CARB awards $20 million in Cap-and-Trade funding to zero-emission technology demonstrations in freight, farm and passenger transportation

SACRAMENTO – The California Air Resources Board has awarded $20 million in grants to accelerate California’s transition to zero-emission off-road equipment in the freight, agriculture and waterborne mass transit sectors, furthering California’s effort to put Cap-and-Trade auction proceeds to work strengthening the economy and cleaning the air.

Projects awarded funding include a battery-electric locomotive at the Port of Los Angeles, a hydrogen fuel cell-powered ferry providing passenger service between the Ports of San Francisco, Oakland, Redwood City and Martinez, battery-electric tractors in the San Joaquin Valley, and zero-emission cargo handling equipment at three California ports (Los Angeles, Long Beach and Stockton).

The projects are part of California Climate Investments, a statewide program that puts billions of Cap-and-Trade dollars to work reducing greenhouse gas emissions, strengthening the economy and improving public health and the environment — particularly in disadvantaged communities. All of the recently funded off-road advanced-technology demonstration projects directly benefit disadvantaged communities.

“These grants allow California to demonstrate promising cutting edge technologies on the cusp of commercialization,” CARB Executive Officer Richard Corey said. “Zero-emission technologies help to reduce harmful emissions around our ports and other communities disproportionately impacted by pollution.”

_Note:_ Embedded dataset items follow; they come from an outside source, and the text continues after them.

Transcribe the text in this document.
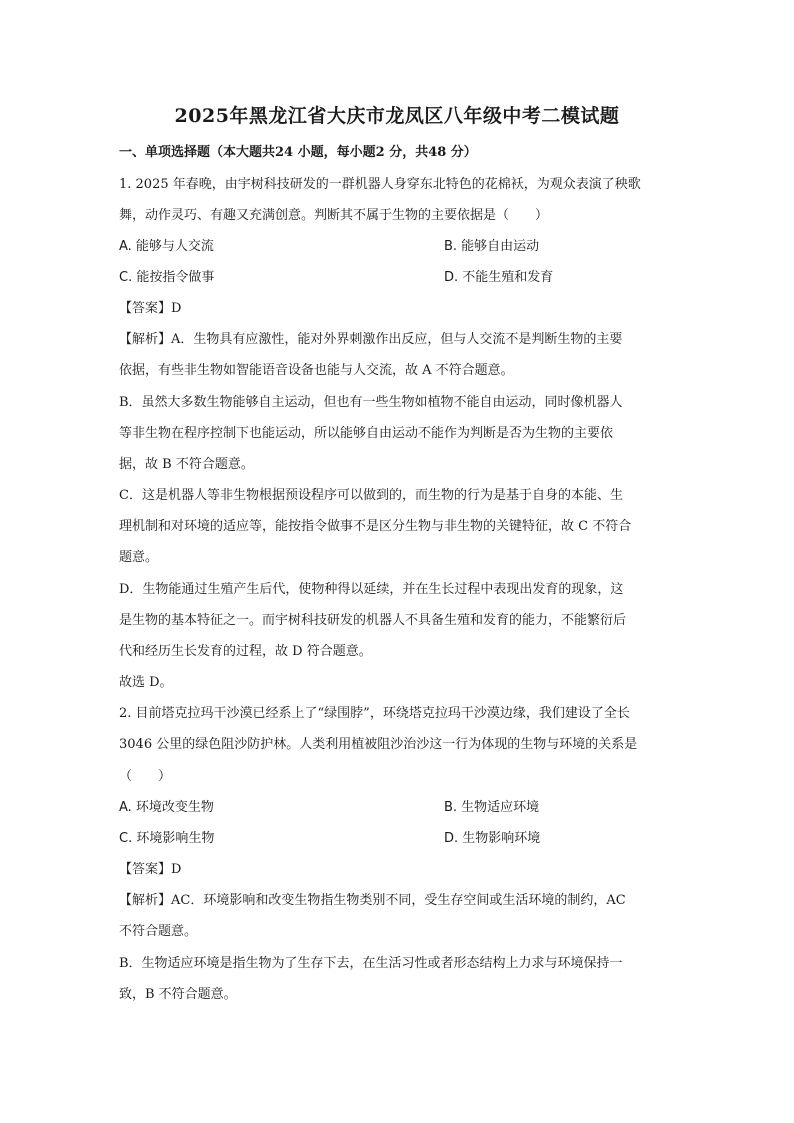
2025年黑龙江省大庆市龙凤区八年级中考二模试题
一、单项选择题（本大题共24 小题，每小题2 分，共48 分）
1. 2025 年春晚，由宇树科技研发的一群机器人身穿东北特色的花棉袄，为观众表演了秧歌
舞，动作灵巧、有趣又充满创意。判断其不属于生物的主要依据是（　　）
A. 能够与人交流	B. 能够自由运动
C. 能按指令做事	D. 不能生殖和发育
【答案】D
【解析】A．生物具有应激性，能对外界刺激作出反应，但与人交流不是判断生物的主要
依据，有些非生物如智能语音设备也能与人交流，故 A 不符合题意。
B．虽然大多数生物能够自主运动，但也有一些生物如植物不能自由运动，同时像机器人
等非生物在程序控制下也能运动，所以能够自由运动不能作为判断是否为生物的主要依
据，故 B 不符合题意。
C．这是机器人等非生物根据预设程序可以做到的，而生物的行为是基于自身的本能、生
理机制和对环境的适应等，能按指令做事不是区分生物与非生物的关键特征，故 C 不符合
题意。
D．生物能通过生殖产生后代，使物种得以延续，并在生长过程中表现出发育的现象，这
是生物的基本特征之一。而宇树科技研发的机器人不具备生殖和发育的能力，不能繁衍后
代和经历生长发育的过程，故 D 符合题意。
故选 D。
2. 目前塔克拉玛干沙漠已经系上了“绿围脖”，环绕塔克拉玛干沙漠边缘，我们建设了全长
3046 公里的绿色阻沙防护林。人类利用植被阻沙治沙这一行为体现的生物与环境的关系是
（　　）
A. 环境改变生物	B. 生物适应环境
C. 环境影响生物	D. 生物影响环境
【答案】D
【解析】AC．环境影响和改变生物指生物类别不同，受生存空间或生活环境的制约，AC
不符合题意。
B．生物适应环境是指生物为了生存下去，在生活习性或者形态结构上力求与环境保持一
致，B 不符合题意。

Three projects demonstrate zero-emission cargo-handling equipment:

  • Fuel-cell powered top loader with wireless inductive charging at the Port of Los Angeles (Project cost: $8.8 million; Cap-and-Trade grant: $6.5 million; Grantee: Center for Transportation and the Environment);

  • Three battery-electric top handlers and two zero-emission yard trucks (fuel cell and battery-electric) at the Port of Long Beach (Cost $8.3 million; Grant: $5.3 million; Grantee: City of Long Beach Harbor Department); and

  • Two battery-electric high lift-capacity forklifts at the Port of Stockton (Cost: $1.2 million; Grant: $772,555; Grantee: San Joaquin Valley Air Pollution Control District).

Fuel cell range-extended top loader with wireless inductive charging to be developed and deployed by Hyster Yale Group Inc., Nuvera Fuel Cells LLC and partners for Center for Transportation and the Environment's demonstration project at Port of Los Angeles

Battery-electric high-lift-capacity forklift to be deployed at Port of Stockton by DANNAR, ChargePoint for San Joaquin Valley Air Pollution Control District's Zero-Emission Cargo Handling Demonstration Project

Other projects include:

  • Battery-electric switcher locomotive at the Port of Los Angeles (Cost: $3.8 million; Grant: $2.8 million; Grantee: The Los Angeles Harbor Department)

  • Hydrogen fuel cell passenger ferry in the Bay Area (Cost: $5.5 million; Grant: $3 million; Grantee: Bay Area Air Quality Management District)

  • Four battery-electric tractors and one battery-electric Class 6 truck that will act as a mobile recharger in the San Joaquin Valley (Cost: $2.3 million; Grant: $1.5 million; Grantee: Project Clean Air)

Hydrogen fuel cell ferry will provide passenger service between Port of San Francisco, Port of Oakland, Port of Redwood City and City of Martinez

All projects will have met required demonstration project milestones by March 2020.

California’s Off-Road Advanced Technology Demonstration Projects  help accelerate the next generation of advanced technology vehicles, equipment, or emission controls that are not yet commercialized. Projects reduce climate-changing gases, criteria pollutants and toxic air contaminants. Along with the On-Road Advanced Technology Demonstration Projects, Off-Road projects are part of a $34 million allocation for freight demonstration projects in California.